Rheumatoid arthritis is a chronic autoimmune disease mainly affecting the small joints of the hands and feet. It is characterized by persistent synovitis, accompanied with systemic inflammation, the destruction of cartilage and underlying bone, and sometimes the presence of autoantibodies rheumatoid factor and anti-citrullinated protein antibodies. The main environmental risk factor is smoking and 50% of the risk of developing RA may be related to genetic factors. Stiffness, swelling, and pain are symptoms common to all forms of arthritis in the hand. In rheumatoid arthritis, some joints may be more swollen than others. There is often a fusiform swelling of the finger. Other symptoms of rheumatoid arthritis of the hand include: a soft lump over the back of the hand that moves with the tendons that straighten the fingers; crepitus during movement; a shift in the position of the fingers as they drift away from the direction of the thumb; swelling and inflammation of the tendons that bend the fingers, resulting in clicking or triggering of the finger as it bends.

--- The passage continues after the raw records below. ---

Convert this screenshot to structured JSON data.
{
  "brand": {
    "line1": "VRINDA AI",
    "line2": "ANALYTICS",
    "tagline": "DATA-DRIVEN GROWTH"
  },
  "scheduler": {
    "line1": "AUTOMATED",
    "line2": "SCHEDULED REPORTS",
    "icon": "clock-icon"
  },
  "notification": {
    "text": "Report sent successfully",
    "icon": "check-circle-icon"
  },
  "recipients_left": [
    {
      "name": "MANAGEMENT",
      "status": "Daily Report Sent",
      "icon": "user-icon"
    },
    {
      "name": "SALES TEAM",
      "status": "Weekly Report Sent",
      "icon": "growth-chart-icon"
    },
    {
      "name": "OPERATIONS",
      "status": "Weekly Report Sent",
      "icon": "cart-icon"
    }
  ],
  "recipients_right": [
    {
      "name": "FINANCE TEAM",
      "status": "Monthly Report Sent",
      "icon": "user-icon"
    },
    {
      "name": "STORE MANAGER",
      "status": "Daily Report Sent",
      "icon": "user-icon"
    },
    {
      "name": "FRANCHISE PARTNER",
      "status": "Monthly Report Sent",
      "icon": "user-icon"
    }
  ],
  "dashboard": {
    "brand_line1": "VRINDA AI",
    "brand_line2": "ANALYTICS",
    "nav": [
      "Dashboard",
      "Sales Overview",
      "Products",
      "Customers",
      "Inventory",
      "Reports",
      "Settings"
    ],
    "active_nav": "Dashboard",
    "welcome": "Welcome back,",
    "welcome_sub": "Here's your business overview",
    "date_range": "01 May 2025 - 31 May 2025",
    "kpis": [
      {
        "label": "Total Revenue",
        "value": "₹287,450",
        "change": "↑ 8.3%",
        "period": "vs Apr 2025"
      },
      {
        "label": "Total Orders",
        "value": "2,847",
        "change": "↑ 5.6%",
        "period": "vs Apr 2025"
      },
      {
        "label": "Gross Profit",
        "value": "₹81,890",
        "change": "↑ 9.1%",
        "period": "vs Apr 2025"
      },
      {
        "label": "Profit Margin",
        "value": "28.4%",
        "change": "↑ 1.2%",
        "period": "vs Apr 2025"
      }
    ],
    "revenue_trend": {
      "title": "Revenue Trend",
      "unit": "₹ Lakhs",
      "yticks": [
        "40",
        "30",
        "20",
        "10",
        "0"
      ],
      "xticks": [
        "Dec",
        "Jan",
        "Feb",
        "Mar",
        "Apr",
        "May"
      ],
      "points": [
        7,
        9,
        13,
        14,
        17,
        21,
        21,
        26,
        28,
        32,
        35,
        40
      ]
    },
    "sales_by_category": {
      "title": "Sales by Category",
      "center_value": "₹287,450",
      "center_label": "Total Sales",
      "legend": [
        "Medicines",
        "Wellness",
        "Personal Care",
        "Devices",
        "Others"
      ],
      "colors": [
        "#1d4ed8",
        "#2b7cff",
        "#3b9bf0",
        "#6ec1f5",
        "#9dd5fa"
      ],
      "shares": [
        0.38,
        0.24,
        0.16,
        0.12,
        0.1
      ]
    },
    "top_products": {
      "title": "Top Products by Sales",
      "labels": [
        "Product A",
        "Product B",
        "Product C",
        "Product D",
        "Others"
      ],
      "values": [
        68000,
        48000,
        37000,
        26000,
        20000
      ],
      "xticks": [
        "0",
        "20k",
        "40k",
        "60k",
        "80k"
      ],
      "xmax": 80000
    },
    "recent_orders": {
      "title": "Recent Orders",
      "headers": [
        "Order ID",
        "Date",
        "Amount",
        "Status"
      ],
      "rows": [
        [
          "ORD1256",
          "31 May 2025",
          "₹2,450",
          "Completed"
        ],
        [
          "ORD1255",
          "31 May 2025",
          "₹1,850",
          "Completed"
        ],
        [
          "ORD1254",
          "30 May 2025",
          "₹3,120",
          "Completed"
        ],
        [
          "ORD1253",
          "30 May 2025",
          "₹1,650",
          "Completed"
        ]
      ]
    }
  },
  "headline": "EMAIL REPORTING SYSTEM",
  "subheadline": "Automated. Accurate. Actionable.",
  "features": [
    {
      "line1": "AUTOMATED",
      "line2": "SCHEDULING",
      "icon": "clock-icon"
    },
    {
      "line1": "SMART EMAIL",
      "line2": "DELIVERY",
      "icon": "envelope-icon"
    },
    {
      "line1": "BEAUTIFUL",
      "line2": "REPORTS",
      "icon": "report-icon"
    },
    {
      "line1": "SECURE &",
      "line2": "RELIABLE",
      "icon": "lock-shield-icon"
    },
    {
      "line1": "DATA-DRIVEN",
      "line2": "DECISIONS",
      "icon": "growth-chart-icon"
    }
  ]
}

Corticosteroids medications are used to reduce pain and inflammation and can be taken oral or through an injection.
Peripheric Nerve Block
This minimally invasive procedure, as radiofrequency ablation and cryoablation, should be guided for ultrasound or fluoroscopy.
Cryoablation uses cold temperatures and is a minimally invasive procedure guided for ultrasound or fluoroscopy.
Radiofrequency ablation is a minimally invasive procedure guided for ultrasound or fluoroscopy.
PRP (platelet rich plasma) contains 2-5 times the usual number of platelets and have a regenerative effect on the tissues.
Pharmacological management pain is commonly part of the treatment and a wide range of drugs can be used to manage pain.